On Ken’s arrival at the paddock I tied Kabul down. This was done by having him drop into the camel recumbent position, front legs folded parallel to his chest and hind legs under his belly. The lead rope of 10 millimetre climbing rope knotted at his headstall was tied round his right forward leg and then taken over the base of his neck to the left forward leg. Without breaking the climbing rope there was no way he could get up on his front legs. I tied down his hind legs as well, to make sure he could not move at all during the proceedings.
Before the sharp-blade work, Ken wanted to ensure Kabul would feel very little. To that end, Ken asked me how much Kabul weighed. I said at least 800 kilograms and in response Ken put together a cocktail of drugs. The injection went into Kabul’s neck and in a few minutes his eyelids grew heavy and spittle began to drip from a lower lip that sagged away from his teeth. Even so, when Ken moved to Kabul’s rear, Kabul remained very interested, his head turning to keep Ken in view.

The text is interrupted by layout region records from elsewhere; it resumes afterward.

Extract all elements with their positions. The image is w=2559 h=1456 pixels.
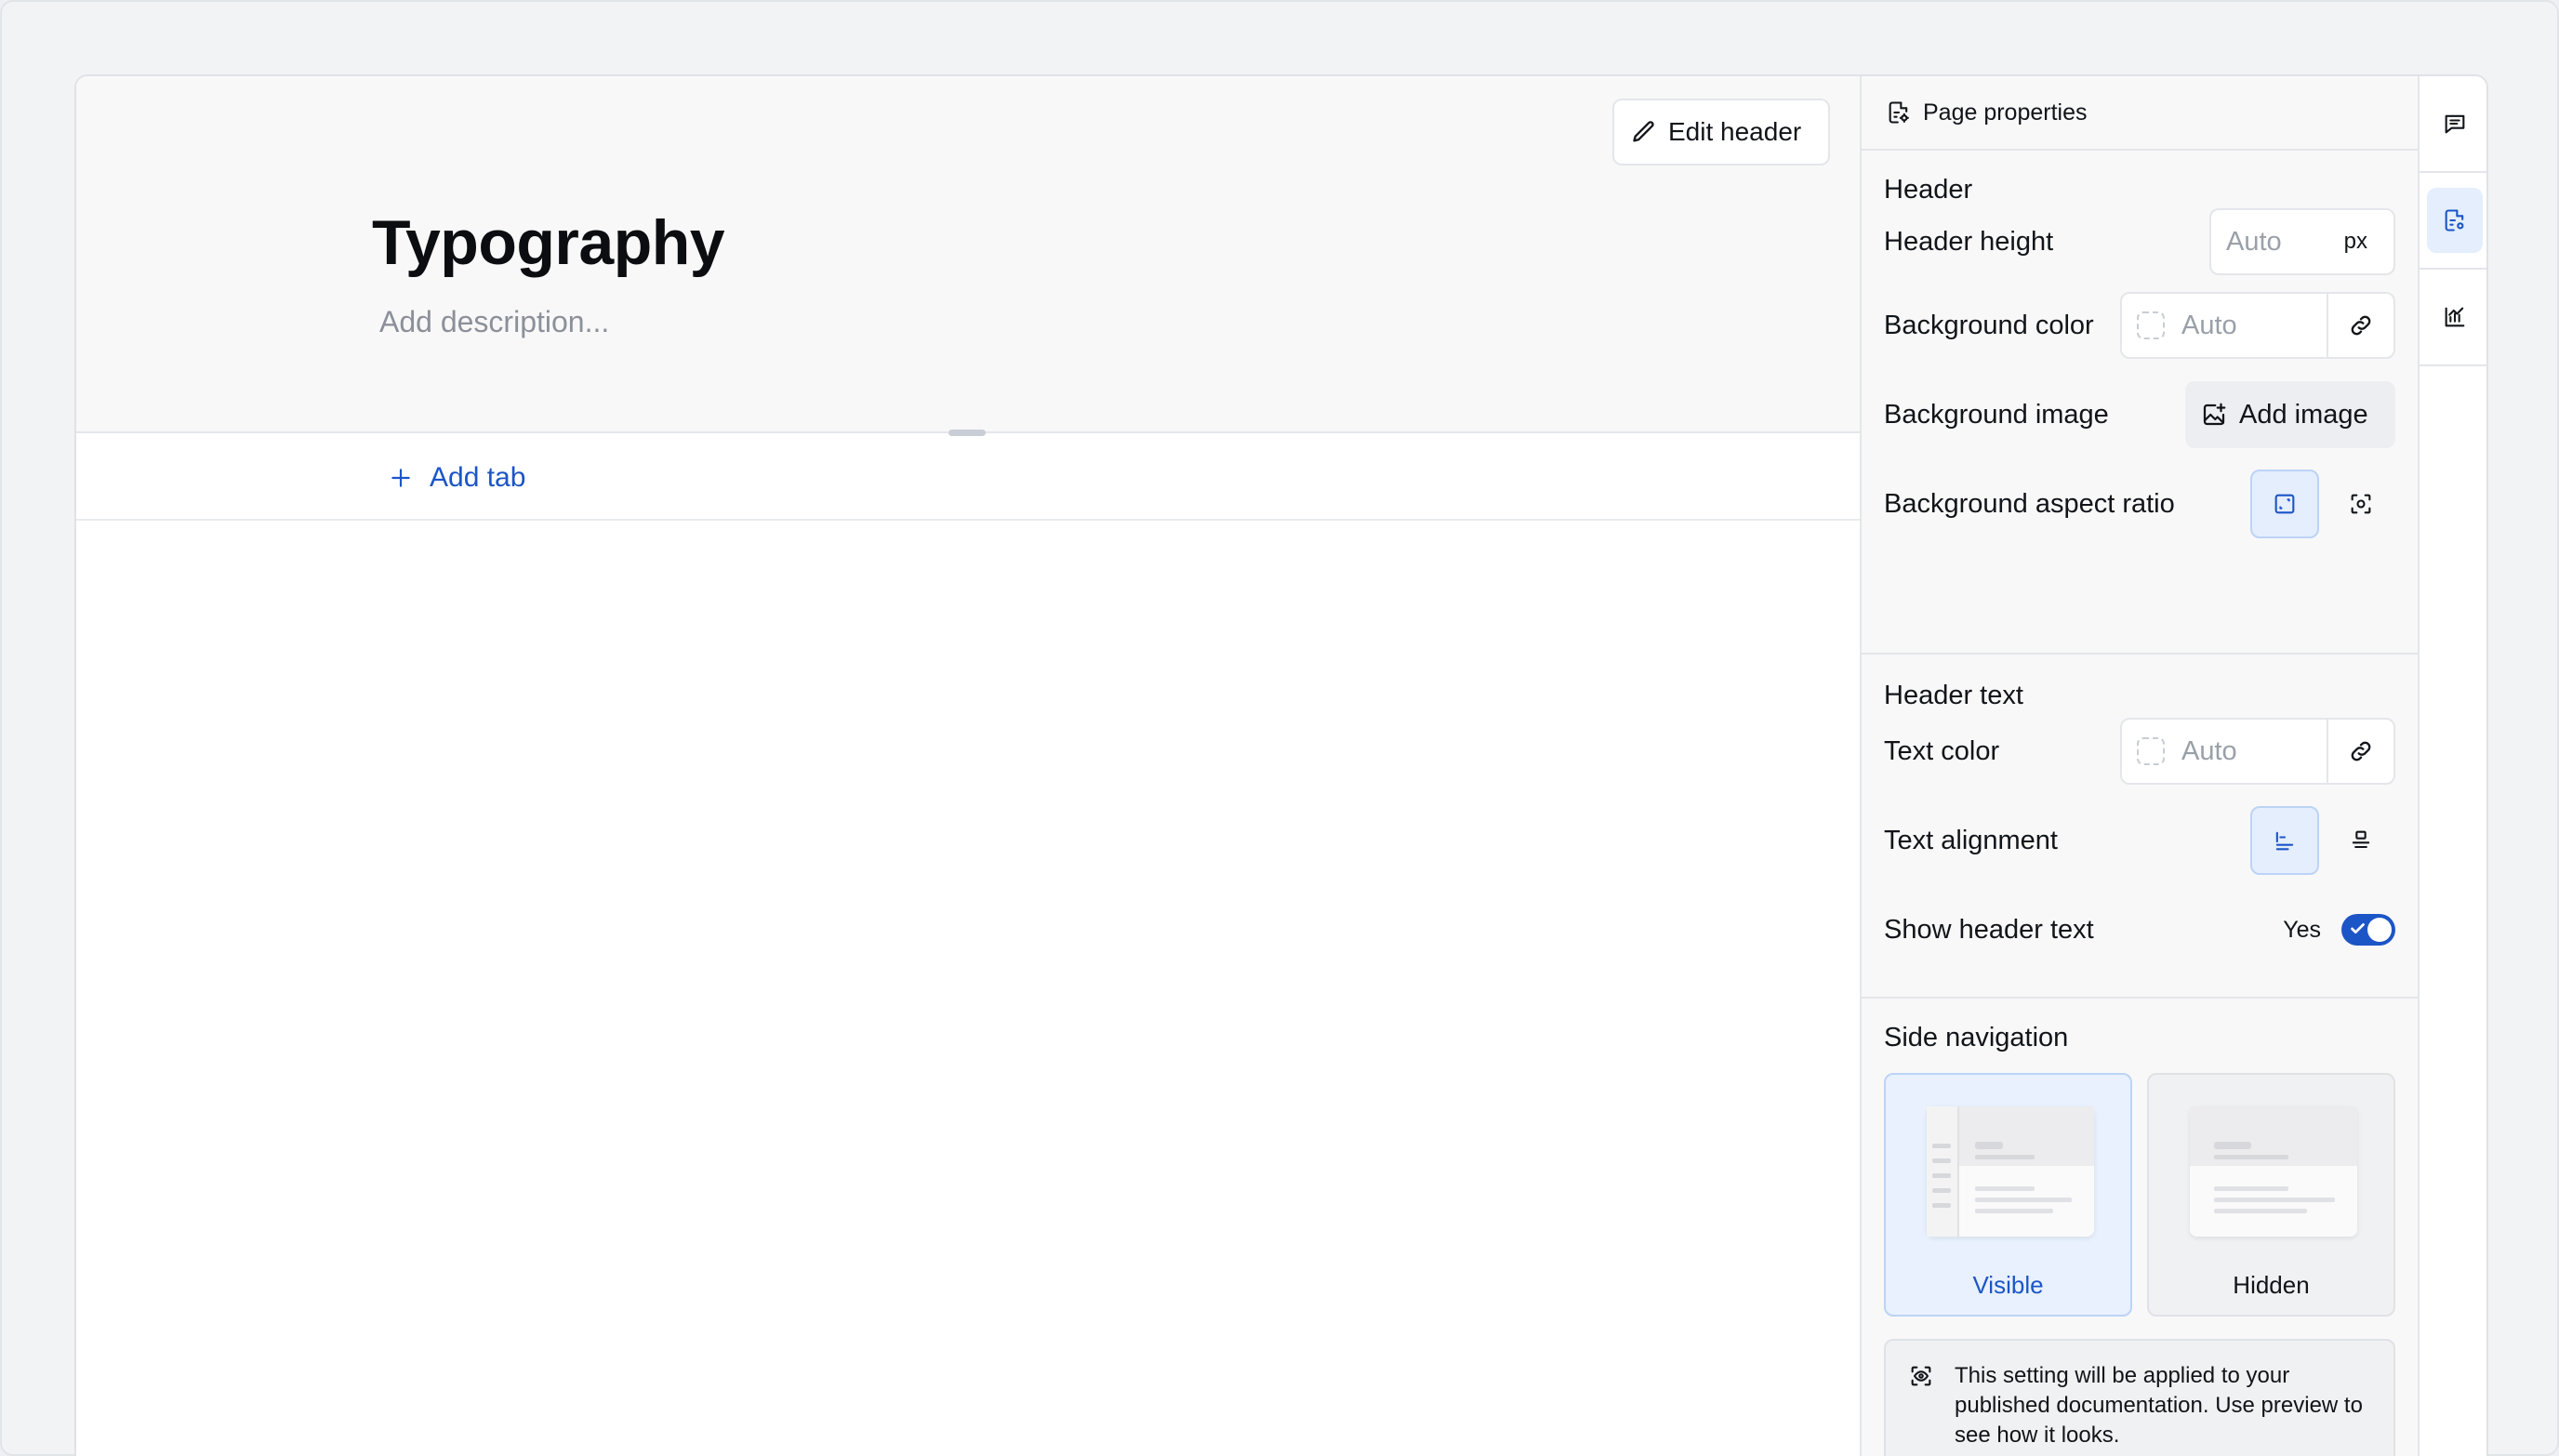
header-height-input[interactable]: Auto px: [2209, 208, 2395, 275]
background-color-label: Background color: [1884, 310, 2094, 340]
visible-preview: [1927, 1106, 2094, 1237]
visible-layout-preview-icon: [1927, 1106, 2094, 1237]
align-center-button[interactable]: [2327, 806, 2395, 875]
header-height-unit: px: [2343, 229, 2367, 254]
side-navigation-options: Visible Hidden: [1884, 1073, 2395, 1317]
text-alignment-label: Text alignment: [1884, 825, 2058, 855]
panel-title: Page properties: [1923, 99, 2088, 126]
background-color-row: Background color Auto: [1884, 281, 2395, 370]
align-left-icon: [2275, 831, 2294, 851]
show-header-text-control: Yes: [2283, 914, 2395, 946]
page-canvas: Edit header Typography Add description..…: [76, 76, 1860, 1456]
background-color-link-button[interactable]: [2328, 294, 2393, 357]
rail-comments-button[interactable]: [2420, 76, 2486, 173]
background-image-label: Background image: [1884, 399, 2109, 430]
side-nav-visible-label: Visible: [1972, 1271, 2044, 1299]
color-swatch: [2137, 737, 2165, 765]
text-color-field[interactable]: Auto: [2122, 720, 2328, 783]
plus-icon: [391, 469, 410, 487]
aspect-ratio-row: Background aspect ratio: [1884, 459, 2395, 549]
hidden-preview: [2190, 1106, 2357, 1237]
header-text-section: Header text Text color Auto Text alignme…: [1862, 655, 2418, 999]
publish-info-text: This setting will be applied to your pub…: [1955, 1363, 2363, 1448]
aspect-ratio-toggle: [2250, 470, 2395, 538]
text-alignment-toggle: [2250, 806, 2395, 875]
side-navigation-title: Side navigation: [1884, 1023, 2069, 1052]
background-color-field[interactable]: Auto: [2122, 294, 2328, 357]
add-image-label: Add image: [2239, 399, 2368, 430]
editor-window: Edit header Typography Add description..…: [74, 74, 2488, 1456]
text-alignment-row: Text alignment: [1884, 796, 2395, 885]
rail-page-settings-inner: [2427, 188, 2483, 253]
text-color-placeholder: Auto: [2181, 735, 2237, 766]
image-plus-icon: [2203, 403, 2226, 426]
rail-comments-inner: [2427, 91, 2483, 156]
link-icon: [2351, 315, 2371, 336]
preview-icon: [1911, 1366, 1931, 1386]
page-properties-panel: Page properties Header Header height Aut…: [1860, 76, 2418, 1456]
background-image-row: Background image Add image: [1884, 370, 2395, 459]
add-tab-button[interactable]: Add tab: [389, 457, 525, 498]
tabs-bar: Add tab: [76, 435, 1860, 521]
side-nav-hidden-option[interactable]: Hidden: [2147, 1073, 2395, 1317]
page-header: Edit header Typography Add description..…: [76, 76, 1860, 436]
check-icon: [2351, 923, 2365, 934]
aspect-fit-button[interactable]: [2250, 470, 2319, 538]
rail-analytics-button[interactable]: [2420, 270, 2486, 366]
side-nav-hidden-label: Hidden: [2233, 1271, 2310, 1299]
edit-header-button[interactable]: Edit header: [1612, 99, 1830, 165]
text-color-link-button[interactable]: [2328, 720, 2393, 783]
header-section: Header Header height Auto px Background …: [1862, 151, 2418, 655]
pencil-icon: [1633, 121, 1654, 142]
align-left-button[interactable]: [2250, 806, 2319, 875]
toggle-knob: [2367, 918, 2392, 942]
toggle-value: Yes: [2283, 916, 2321, 943]
page-settings-icon: [1889, 101, 1909, 124]
analytics-icon: [2445, 307, 2465, 327]
show-header-text-row: Show header text Yes: [1884, 885, 2395, 974]
add-image-button[interactable]: Add image: [2185, 381, 2395, 448]
aspect-fill-icon: [2351, 494, 2371, 514]
aspect-fill-button[interactable]: [2327, 470, 2395, 538]
side-nav-visible-option[interactable]: Visible: [1884, 1073, 2132, 1317]
side-navigation-section: Side navigation Visible Hidden This sett…: [1862, 999, 2418, 1456]
header-height-placeholder: Auto: [2226, 226, 2282, 257]
description-input[interactable]: Add description...: [379, 305, 609, 339]
add-tab-label: Add tab: [430, 462, 526, 493]
rail-page-settings-button[interactable]: [2420, 173, 2486, 270]
text-color-input[interactable]: Auto: [2120, 718, 2395, 785]
hidden-layout-preview-icon: [2190, 1106, 2357, 1237]
show-header-text-label: Show header text: [1884, 914, 2094, 945]
aspect-fit-icon: [2274, 494, 2295, 514]
background-color-placeholder: Auto: [2181, 310, 2237, 340]
page-settings-icon: [2445, 209, 2464, 232]
edit-header-label: Edit header: [1668, 117, 1802, 146]
rail-analytics-inner: [2427, 285, 2483, 350]
panel-header: Page properties: [1862, 76, 2418, 151]
align-center-icon: [2352, 830, 2370, 849]
app-frame: Edit header Typography Add description..…: [0, 0, 2559, 1456]
page-title[interactable]: Typography: [372, 206, 725, 279]
link-icon: [2351, 741, 2371, 761]
publish-info-note: This setting will be applied to your pub…: [1884, 1339, 2395, 1456]
color-swatch: [2137, 311, 2165, 339]
aspect-ratio-label: Background aspect ratio: [1884, 488, 2175, 519]
background-color-input[interactable]: Auto: [2120, 292, 2395, 359]
text-color-row: Text color Auto: [1884, 707, 2395, 796]
header-height-row: Header height Auto px: [1884, 203, 2395, 281]
header-height-label: Header height: [1884, 226, 2054, 257]
comment-icon: [2445, 114, 2465, 134]
right-rail: [2418, 76, 2486, 1456]
text-color-label: Text color: [1884, 735, 2000, 766]
show-header-text-toggle[interactable]: [2341, 914, 2395, 946]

I knelt in front of Kabul and scratched in the coarse black curls behind his ears. I told him I loved him and that this little procedure was for the best – though this last was clearly more for me than him. Meanwhile Ken set out his tool kit and was soon brandishing a shiny blade. With a ‘Hang on, that’s it … Good boy,’ and a, ‘Jesus they’re big,’ the job was done. Kabul barely moved and there were tears in my eyes.
I untied his hind legs and then the ropes at the front so that he could stand and move. The idea was that as long as he continued to move the site would drain and heal quickly and cleanly. I got Kabul to his feet and, as he swayed groggily away, Ken assured me everything had gone well and I should not expect any complications. As we stood watching Kabul lumber away two waiting crows saw their chance. Sharp beaks speared bloody eggs, wings flapped and in their turn the crows lurched, swayed and lumbered away.
In the hope of securing more sponsorship, I approached Dick Smith to be the Patron of the Expedition. He generously agreed and in February 1998 the trip was launched on the lawns of Old Parliament House in Canberra. I spoke with representatives of the Aboriginal Embassy on the site who graciously agreed to the launch and attendant media. They were very supportive when they heard the expedition was to raise money for the Fred Hollows Foundation. To make the launch a real attraction I brought Kashgar to the lawns in a horse float. Unloaded, her pads on the manicured green grass, she behaved like a princess. After Dick Smith had given a short speech, she let me walk her around the fountains for the media to take photographs of the two of us.
The local paper carried a picture of us on page three while the rest of the media stayed away. I had done all I could. A few days later camels, gear and I headed north.
With Dick Smith, patron, and Kashgar in front of Old Parliament House in Canberra.